夢と狂気の王国 Yume to Kyoki no Okoku (The Kingdom of Dreams and Madness, 2013)

Since seeing my first Studio Ghibli film in 2015, The Tale of the Princess Kaguya, I’ve spent the last five years trying to catch up on some of their key works. That project remains ongoing, though the appearance of many of them on Netflix doesn’t hurt, but this documentary gives an insight into their working methods. It’s comforting to see these figures at work, knowing the care and effort they put into each film, which unlike a lot of contemporary animation in the cinemas, aren’t just blatant attempts to make money by any means necessary.
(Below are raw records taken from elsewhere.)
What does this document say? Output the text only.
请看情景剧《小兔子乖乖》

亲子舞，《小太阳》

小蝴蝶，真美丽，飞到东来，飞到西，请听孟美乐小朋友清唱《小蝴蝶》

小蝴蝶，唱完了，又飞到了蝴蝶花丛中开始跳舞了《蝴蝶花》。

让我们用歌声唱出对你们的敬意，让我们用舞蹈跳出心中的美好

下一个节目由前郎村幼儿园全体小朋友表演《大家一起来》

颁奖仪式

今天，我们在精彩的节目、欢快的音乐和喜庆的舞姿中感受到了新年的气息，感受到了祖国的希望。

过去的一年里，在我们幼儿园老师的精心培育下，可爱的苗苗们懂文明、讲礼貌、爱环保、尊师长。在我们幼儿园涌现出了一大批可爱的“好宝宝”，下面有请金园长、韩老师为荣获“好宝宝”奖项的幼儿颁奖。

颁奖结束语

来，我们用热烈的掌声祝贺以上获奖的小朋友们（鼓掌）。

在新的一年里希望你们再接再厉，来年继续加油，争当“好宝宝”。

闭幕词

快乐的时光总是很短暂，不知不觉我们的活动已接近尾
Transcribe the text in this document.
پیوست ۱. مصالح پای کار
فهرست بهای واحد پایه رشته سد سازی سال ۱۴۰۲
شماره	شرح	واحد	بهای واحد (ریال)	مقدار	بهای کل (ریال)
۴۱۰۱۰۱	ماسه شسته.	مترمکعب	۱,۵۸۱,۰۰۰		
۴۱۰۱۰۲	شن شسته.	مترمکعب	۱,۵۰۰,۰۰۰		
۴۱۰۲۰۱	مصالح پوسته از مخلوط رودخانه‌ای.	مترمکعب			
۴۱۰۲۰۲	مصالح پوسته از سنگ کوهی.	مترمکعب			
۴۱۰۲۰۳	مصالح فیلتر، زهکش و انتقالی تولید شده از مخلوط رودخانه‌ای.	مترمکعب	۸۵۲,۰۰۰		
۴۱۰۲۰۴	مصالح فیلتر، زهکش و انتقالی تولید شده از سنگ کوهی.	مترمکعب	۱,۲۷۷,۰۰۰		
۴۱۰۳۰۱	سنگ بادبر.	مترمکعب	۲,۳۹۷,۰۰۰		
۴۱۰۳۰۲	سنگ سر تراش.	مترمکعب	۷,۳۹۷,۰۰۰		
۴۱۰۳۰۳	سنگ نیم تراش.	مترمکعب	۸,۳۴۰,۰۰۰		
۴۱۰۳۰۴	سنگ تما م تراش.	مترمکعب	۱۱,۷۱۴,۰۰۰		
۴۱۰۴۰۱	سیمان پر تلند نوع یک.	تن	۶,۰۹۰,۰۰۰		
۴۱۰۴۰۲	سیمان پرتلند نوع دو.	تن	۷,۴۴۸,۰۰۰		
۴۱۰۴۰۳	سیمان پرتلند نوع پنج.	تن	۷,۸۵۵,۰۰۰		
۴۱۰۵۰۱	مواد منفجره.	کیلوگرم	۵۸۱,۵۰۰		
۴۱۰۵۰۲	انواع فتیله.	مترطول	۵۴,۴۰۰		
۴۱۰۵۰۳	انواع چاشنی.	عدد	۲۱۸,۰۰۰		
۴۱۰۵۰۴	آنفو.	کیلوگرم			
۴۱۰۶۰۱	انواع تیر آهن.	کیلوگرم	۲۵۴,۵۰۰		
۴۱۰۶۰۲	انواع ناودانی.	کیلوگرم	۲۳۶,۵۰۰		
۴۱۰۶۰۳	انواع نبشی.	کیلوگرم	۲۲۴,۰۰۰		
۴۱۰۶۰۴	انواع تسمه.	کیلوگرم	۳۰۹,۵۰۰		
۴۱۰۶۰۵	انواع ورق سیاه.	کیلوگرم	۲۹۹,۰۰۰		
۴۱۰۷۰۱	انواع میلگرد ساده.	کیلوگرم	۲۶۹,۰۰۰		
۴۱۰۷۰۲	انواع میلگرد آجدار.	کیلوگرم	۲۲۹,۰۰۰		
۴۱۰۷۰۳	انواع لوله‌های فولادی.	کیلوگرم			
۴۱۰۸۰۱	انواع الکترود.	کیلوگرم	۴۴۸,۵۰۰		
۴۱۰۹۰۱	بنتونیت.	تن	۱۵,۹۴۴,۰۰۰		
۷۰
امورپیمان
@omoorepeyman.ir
I’m fairly recently new to Studio Ghibli’s films, having spent much of my teens and 20s resisting going to see any (which in retrospect was obviously a very foolish decision), but watching these key figures in the world of animation at work — along with their studio of animators (and producer Toshio Suzuki) — is a fascinating insight. The gentle, beautiful, sometimes dark films of Miyazaki and Takahata are not born out of chaos and noise, but a similar kind of peaceful dedication to craft. Miya-san (as he’s called) wears an apron for much of when he’s working, while Paku-san (that’s Takahata) barely ever shows up at all, though he’s much discussed, not least his infuriating inability to complete projects to any kind of schedule. There’s a gentle humour at work, but also just a sense of a really grounded and open central figure in that of Miyazaki, as he works through the last year of making his film The Wind Rises. It may have been billed at the time as his last one, but even his retirement letter wished for 10 more years of work, and one can but hope to continue to hear from him (indeed, he has a film currently in production).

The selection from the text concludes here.